In April 2014, following the group stages of the World Twenty20, Badree moved to number one in the ICC Player Rankings for Twenty20 International bowlers, passing his teammate Sunil Narine. He was named in the 'Team of the Tournament' for the 2014 T20 World Cup by the ICC. He was selected in the 2nd XI of the 2014 ICC World T20 Cup by ESPNcricinfo.

Commentator Martin Crowe described him as "easily the best opening bowler in town", and praised his "gutsy and resilient display". although he has played only one subsequent series (against New Zealand in July 2014).

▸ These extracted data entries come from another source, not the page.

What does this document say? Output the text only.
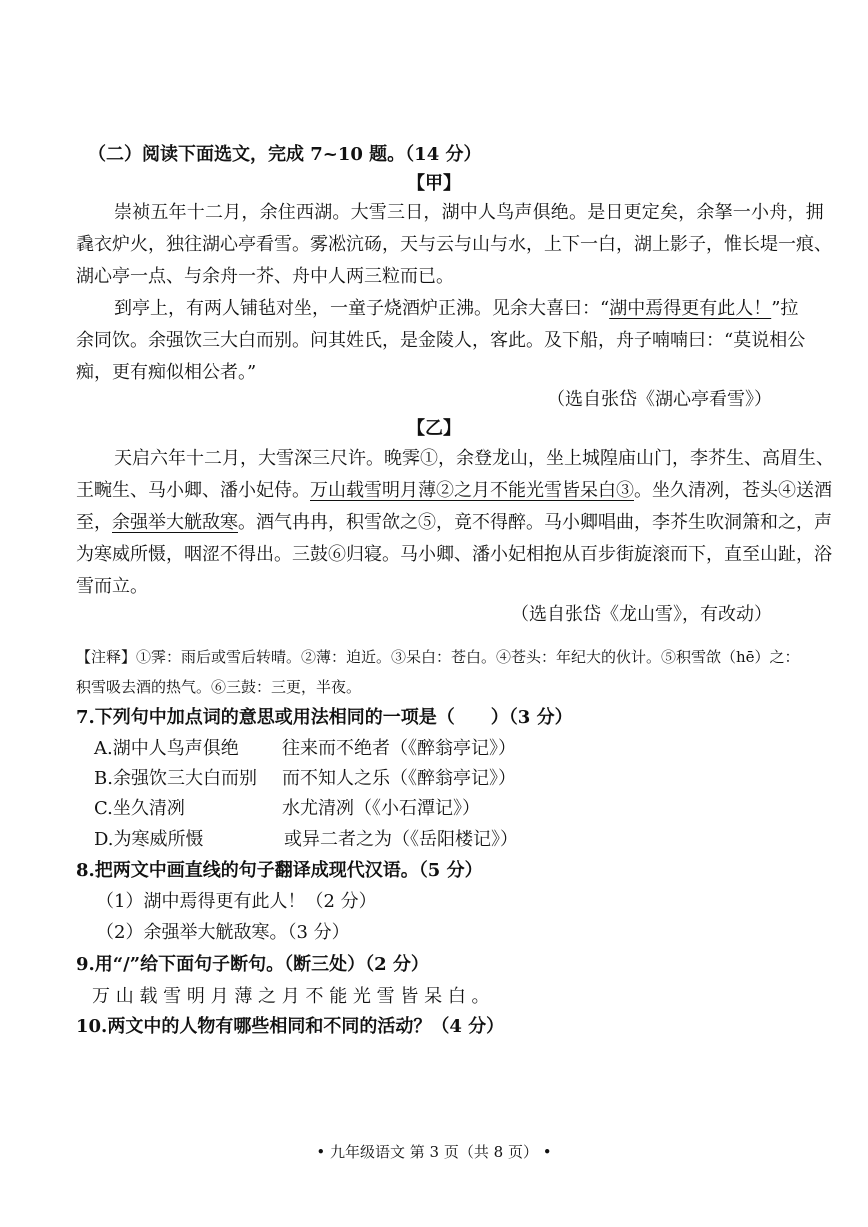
（二）阅读下面选文，完成 7~10 题。（14 分）
【甲】
崇祯五年十二月，余住西湖。大雪三日，湖中人鸟声俱绝。是日更定矣，余拏一小舟，拥
毳衣炉火，独往湖心亭看雪。雾凇沆砀，天与云与山与水，上下一白，湖上影子，惟长堤一痕、
湖心亭一点、与余舟一芥、舟中人两三粒而已。
到亭上，有两人铺毡对坐，一童子烧酒炉正沸。见余大喜曰：“湖中焉得更有此人！”拉
余同饮。余强饮三大白而别。问其姓氏，是金陵人，客此。及下船，舟子喃喃曰：“莫说相公
痴，更有痴似相公者。”
（选自张岱《湖心亭看雪》）
【乙】
天启六年十二月，大雪深三尺许。晚霁①，余登龙山，坐上城隍庙山门，李芥生、高眉生、
王畹生、马小卿、潘小妃侍。万山载雪明月薄②之月不能光雪皆呆白③。坐久清冽，苍头④送酒
至，余强举大觥敌寒。酒气冉冉，积雪欱之⑤，竟不得醉。马小卿唱曲，李芥生吹洞箫和之，声
为寒威所慑，咽涩不得出。三鼓⑥归寝。马小卿、潘小妃相抱从百步街旋滚而下，直至山趾，浴
雪而立。
（选自张岱《龙山雪》，有改动）
【注释】①霁：雨后或雪后转晴。②薄：迫近。③呆白：苍白。④苍头：年纪大的伙计。⑤积雪欱（hē）之：
积雪吸去酒的热气。⑥三鼓：三更，半夜。
7.下列句中加点词的意思或用法相同的一项是（　　）（3 分）
A.湖中人鸟声俱绝 往来而不绝者（《醉翁亭记》）
B.余强饮三大白而别 而不知人之乐（《醉翁亭记》）
C.坐久清冽	水尤清冽（《小石潭记》）
D.为寒威所慑	或异二者之为（《岳阳楼记》）
8.把两文中画直线的句子翻译成现代汉语。（5 分）
（1）湖中焉得更有此人！（2 分）
（2）余强举大觥敌寒。（3 分）
9.用“/”给下面句子断句。（断三处）（2 分）
万 山 载 雪 明 月 薄 之 月 不 能 光 雪 皆 呆 白 。
10.两文中的人物有哪些相同和不同的活动？（4 分）
• 九年级语文 第 3 页（共 8 页） •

He struggled with a shoulder injury throughout the second half of 2014, which eventually required surgery, and in 2015 contracted dengue fever, which forced him to miss a series against Sri Lanka.

He was named in the 'Team of the Tournament' for the 2016 T20 World Cup by the ICC, ESPNcricinfo and Cricbuzz.

In August 2017, he was named in a World XI side to play three Twenty20 International matches against Pakistan in the 2017 Independence Cup in Lahore.

==Coaching career==
For the 2020 IPL, Badree was appointed as the spin bowling coach for Delhi Capitals.